26. W wyroku z dnia 1 października 2002 r. (V KK 114/02) Sąd Najwyższy rozpatrywał sytuację, w której sędzia został oddelegowany na określony czas do składu orzekającego innego sądu i nadal pełnił te obowiązki po zakończeniu wskazanego okresu czasu, na skutek braku nowej decyzji o oddelegowaniu. Sąd uznał, iż wyłącznie decyzja o delegowaniu sędziego do innego sądu umożliwia mu udział w składzie sądzącym innego sądu. W związku z brakiem takiej decyzji skład orzekający tegoż sądu był nienależyty w rozumieniu art. 439 Kodeksu postępowania karnego. Takie uchybienie proceduralne uznano za rażącą obrazę minimalnego standardu prawidłowego postępowania.

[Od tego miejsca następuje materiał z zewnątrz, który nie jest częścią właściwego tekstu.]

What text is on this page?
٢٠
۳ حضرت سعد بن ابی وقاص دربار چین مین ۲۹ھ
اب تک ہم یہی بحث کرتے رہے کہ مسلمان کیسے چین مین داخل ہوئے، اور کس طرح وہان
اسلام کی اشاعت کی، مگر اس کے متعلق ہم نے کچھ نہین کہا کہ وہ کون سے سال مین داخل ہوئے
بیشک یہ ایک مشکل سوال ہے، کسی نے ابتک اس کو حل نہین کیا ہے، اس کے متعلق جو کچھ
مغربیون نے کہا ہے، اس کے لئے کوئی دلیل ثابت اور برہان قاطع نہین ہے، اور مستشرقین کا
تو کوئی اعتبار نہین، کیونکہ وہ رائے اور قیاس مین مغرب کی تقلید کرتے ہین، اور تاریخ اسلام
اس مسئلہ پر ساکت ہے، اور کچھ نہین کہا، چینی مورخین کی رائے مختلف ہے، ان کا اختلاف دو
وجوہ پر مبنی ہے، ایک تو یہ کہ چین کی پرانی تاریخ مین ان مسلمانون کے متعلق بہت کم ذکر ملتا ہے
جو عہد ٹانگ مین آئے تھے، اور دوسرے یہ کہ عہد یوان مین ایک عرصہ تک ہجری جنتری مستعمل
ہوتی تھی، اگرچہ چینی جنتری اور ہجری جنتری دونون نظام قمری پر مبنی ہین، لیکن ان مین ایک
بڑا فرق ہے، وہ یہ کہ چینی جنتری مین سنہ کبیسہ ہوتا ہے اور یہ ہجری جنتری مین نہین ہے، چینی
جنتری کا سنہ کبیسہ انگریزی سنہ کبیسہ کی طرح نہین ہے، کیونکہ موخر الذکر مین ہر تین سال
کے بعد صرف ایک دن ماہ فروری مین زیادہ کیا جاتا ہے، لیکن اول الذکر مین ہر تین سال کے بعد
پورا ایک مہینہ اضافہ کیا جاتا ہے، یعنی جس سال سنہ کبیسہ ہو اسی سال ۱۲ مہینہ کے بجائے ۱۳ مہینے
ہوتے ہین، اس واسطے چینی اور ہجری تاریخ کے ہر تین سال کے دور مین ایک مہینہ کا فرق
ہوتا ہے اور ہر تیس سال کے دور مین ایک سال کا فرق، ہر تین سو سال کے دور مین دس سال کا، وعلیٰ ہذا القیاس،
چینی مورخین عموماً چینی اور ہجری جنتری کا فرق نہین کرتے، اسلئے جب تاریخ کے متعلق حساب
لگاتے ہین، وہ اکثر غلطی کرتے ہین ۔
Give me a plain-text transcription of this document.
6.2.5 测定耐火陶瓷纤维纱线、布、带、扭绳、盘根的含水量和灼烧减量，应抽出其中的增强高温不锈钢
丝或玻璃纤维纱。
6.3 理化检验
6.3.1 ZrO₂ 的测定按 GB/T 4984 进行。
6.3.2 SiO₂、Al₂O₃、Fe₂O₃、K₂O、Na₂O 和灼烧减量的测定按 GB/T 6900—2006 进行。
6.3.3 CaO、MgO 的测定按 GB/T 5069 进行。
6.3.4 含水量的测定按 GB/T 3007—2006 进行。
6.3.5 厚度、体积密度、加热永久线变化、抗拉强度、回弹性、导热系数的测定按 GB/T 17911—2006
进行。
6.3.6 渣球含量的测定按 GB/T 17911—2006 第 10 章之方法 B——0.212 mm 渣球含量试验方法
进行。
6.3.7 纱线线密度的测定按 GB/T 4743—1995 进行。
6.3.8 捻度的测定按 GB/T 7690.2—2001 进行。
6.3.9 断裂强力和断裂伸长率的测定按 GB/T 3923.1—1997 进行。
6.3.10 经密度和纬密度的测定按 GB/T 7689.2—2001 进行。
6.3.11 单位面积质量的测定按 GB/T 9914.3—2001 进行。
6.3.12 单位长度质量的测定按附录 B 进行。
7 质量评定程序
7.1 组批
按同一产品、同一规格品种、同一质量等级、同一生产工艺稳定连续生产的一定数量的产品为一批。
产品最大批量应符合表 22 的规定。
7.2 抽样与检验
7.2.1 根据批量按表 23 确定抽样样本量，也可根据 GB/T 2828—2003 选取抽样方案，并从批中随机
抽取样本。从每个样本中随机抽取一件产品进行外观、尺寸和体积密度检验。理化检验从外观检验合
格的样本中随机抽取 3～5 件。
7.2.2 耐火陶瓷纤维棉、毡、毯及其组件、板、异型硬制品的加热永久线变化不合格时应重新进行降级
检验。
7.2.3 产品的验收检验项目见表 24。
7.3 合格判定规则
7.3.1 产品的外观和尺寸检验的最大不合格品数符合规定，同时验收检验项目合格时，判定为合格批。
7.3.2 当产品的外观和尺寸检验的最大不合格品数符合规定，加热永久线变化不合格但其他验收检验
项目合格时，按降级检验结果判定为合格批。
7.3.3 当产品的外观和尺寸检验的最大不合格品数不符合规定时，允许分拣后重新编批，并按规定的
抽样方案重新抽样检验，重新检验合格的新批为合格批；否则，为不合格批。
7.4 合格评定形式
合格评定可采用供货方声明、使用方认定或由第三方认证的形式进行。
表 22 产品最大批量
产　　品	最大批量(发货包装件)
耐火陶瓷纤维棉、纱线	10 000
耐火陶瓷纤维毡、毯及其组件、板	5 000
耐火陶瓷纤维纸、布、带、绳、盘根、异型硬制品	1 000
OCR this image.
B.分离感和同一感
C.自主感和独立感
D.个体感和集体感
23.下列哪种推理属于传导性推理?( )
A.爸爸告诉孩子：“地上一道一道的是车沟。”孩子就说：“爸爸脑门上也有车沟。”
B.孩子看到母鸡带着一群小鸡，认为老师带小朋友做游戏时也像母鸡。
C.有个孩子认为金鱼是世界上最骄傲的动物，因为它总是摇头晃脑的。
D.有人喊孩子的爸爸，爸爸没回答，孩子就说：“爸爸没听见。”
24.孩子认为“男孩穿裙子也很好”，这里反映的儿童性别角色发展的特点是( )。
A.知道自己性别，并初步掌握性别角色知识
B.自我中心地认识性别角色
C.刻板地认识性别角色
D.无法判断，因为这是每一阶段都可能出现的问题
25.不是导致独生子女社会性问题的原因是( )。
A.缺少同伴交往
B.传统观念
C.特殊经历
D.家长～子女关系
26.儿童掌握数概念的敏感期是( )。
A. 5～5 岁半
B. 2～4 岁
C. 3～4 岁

Sąd odniósł się do uchwały z dnia 21 listopada 2001r. (zob. paragraf 24 powyżej).

27. W wyroku z dnia 22 sierpnia 2007 r. (II KK 197/07) Sąd Najwyższy stwierdził, iż wyznaczenie sędziego do orzekania w innym sądzie nie spełnia stosownych wymogów prawnych, jeżeli kolegium wydało wyłącznie ogólną zgodę na delegowanie sędziów do innych sądów. Taka zgoda musi być wydawana każdorazowo, odnośnie konkretnego sędziego.

28. We wstępnej decyzji z dnia 19 września 2006 r. (III KO 21/06) Sąd Najwyższy stwierdził, iż decyzja o delegowaniu sędziego nie jest wydana w sposób należyty, jeżeli nie zawiera konkretnych terminów rozpraw lub wskazania innych czynności, w których oddelegowany sędzia miał brać udział. Sąd zauważył także, iż uchybienie tego rodzaju nie skutkuje powstaniem bezwzględnej przyczyny odwoławczej w rozumieniu art. 439 Kodeksu postępowania karnego. Sąd ponownie stwierdził, iż sędzia nie może zostać delegowany do składu innego sądu na okres dłuższy niż trzydzieści dni w ciągu jednego roku.

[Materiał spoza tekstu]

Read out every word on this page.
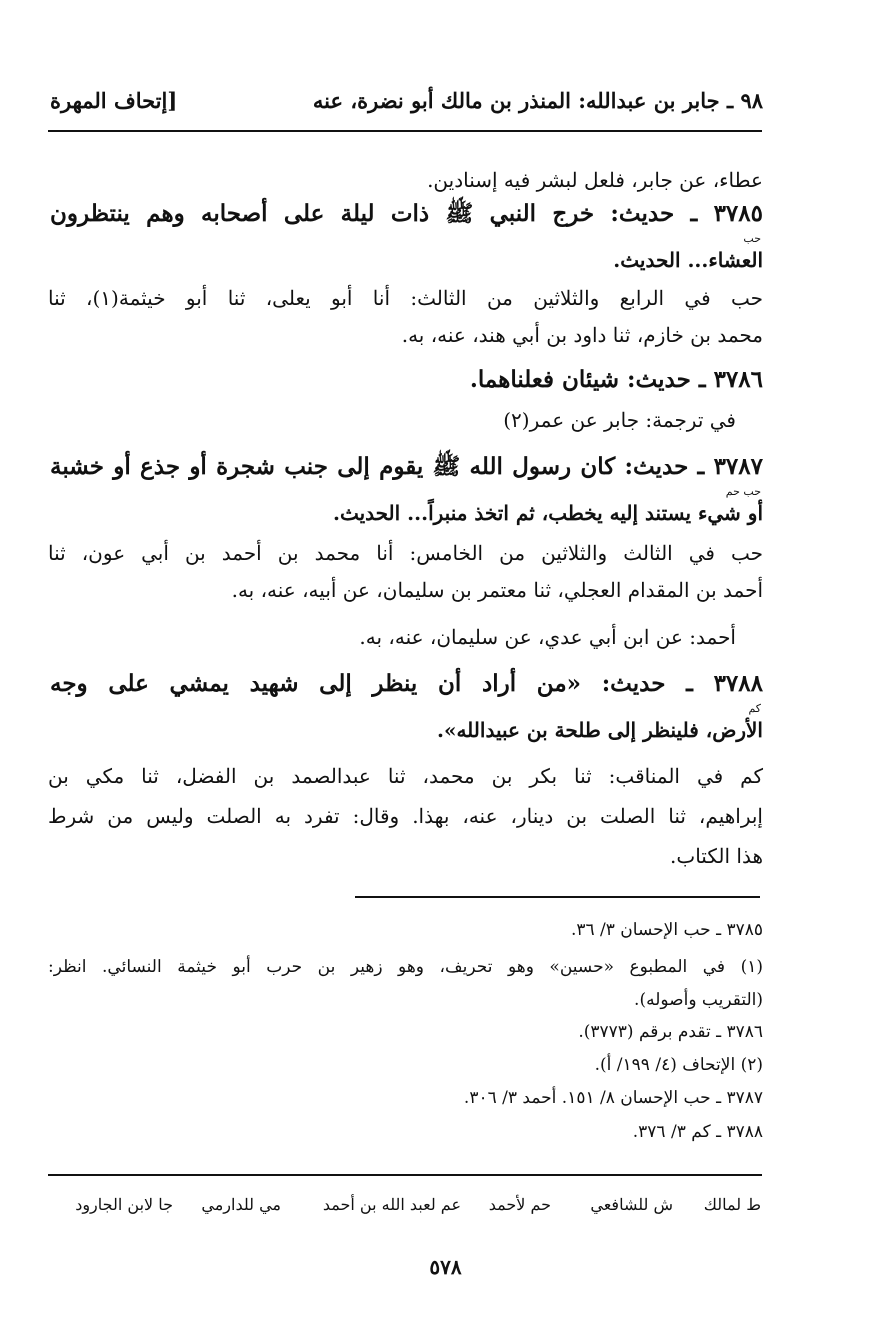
٩٨ ـ جابر بن عبدالله: المنذر بن مالك أبو نضرة، عنه
[إتحاف المهرة
عطاء، عن جابر، فلعل لبشر فيه إسنادين.
٣٧٨٥ ـ حديث: خرج النبي ﷺ ذات ليلة على أصحابه وهم ينتظرون
حب
العشاء... الحديث.
حب في الرابع والثلاثين من الثالث: أنا أبو يعلى، ثنا أبو خيثمة(١)، ثنا
محمد بن خازم، ثنا داود بن أبي هند، عنه، به.
٣٧٨٦ ـ حديث: شيئان فعلناهما.
في ترجمة: جابر عن عمر(٢)
٣٧٨٧ ـ حديث: كان رسول الله ﷺ يقوم إلى جنب شجرة أو جذع أو خشبة
حب حم
أو شيء يستند إليه يخطب، ثم اتخذ منبراً... الحديث.
حب في الثالث والثلاثين من الخامس: أنا محمد بن أحمد بن أبي عون، ثنا
أحمد بن المقدام العجلي، ثنا معتمر بن سليمان، عن أبيه، عنه، به.
أحمد: عن ابن أبي عدي، عن سليمان، عنه، به.
٣٧٨٨ ـ حديث: «من أراد أن ينظر إلى شهيد يمشي على وجه
كم
الأرض، فلينظر إلى طلحة بن عبيدالله».
كم في المناقب: ثنا بكر بن محمد، ثنا عبدالصمد بن الفضل، ثنا مكي بن
إبراهيم، ثنا الصلت بن دينار، عنه، بهذا. وقال: تفرد به الصلت وليس من شرط
هذا الكتاب.
٣٧٨٥ ـ حب الإحسان ٣/ ٣٦.
(١) في المطبوع «حسين» وهو تحريف، وهو زهير بن حرب أبو خيثمة النسائي. انظر:
(التقريب وأصوله).
٣٧٨٦ ـ تقدم برقم (٣٧٧٣).
(٢) الإتحاف (٤/ ١٩٩/ أ).
٣٧٨٧ ـ حب الإحسان ٨/ ١٥١. أحمد ٣/ ٣٠٦.
٣٧٨٨ ـ كم ٣/ ٣٧٦.
ط لمالك
ش للشافعي
حم لأحمد
عم لعبد الله بن أحمد
مي للدارمي
جا لابن الجارود
٥٧٨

B. Uzasadnienie skargi kasacyjnej

29. Zgodnie z Kodeksem postępowania karnego z 1997 r. („kodeks”), który wszedł w życie w dniu 1 września 1998 r., strona postępowania karnego może złożyć kasację do Sądu Najwyższego od każdego wyroku sądu odwoławczego, który kończy postępowanie karne. Artykuł 523 § 1 tegoż kodeksu we właściwym zakresie stanowi:

„Kasacja może być wniesiona tylko z powodu uchybień wymienionych w artykule 439 [obejmują one fundamentalne uchybienia proceduralne, na przykład nieprawidłowe obsadzenie sądu; brak pomocy prawnej w sytuacjach, gdy pomoc taka jest obowiązkowa; naruszenie zasad rządzących postępowaniem w sprawach karnych; rozpoznanie sprawy podczas nieobecności oskarżonego, którego obecność jest obowiązkowa, a zatem pozbawienie go możliwości obrony, etc.] lub innego rażącego naruszenia prawa, jeżeli mogło ono mieć istotny wpływ na treść orzeczenia. Kasacja nie może być wniesiona wyłącznie z powodu niewspółmierności kary.”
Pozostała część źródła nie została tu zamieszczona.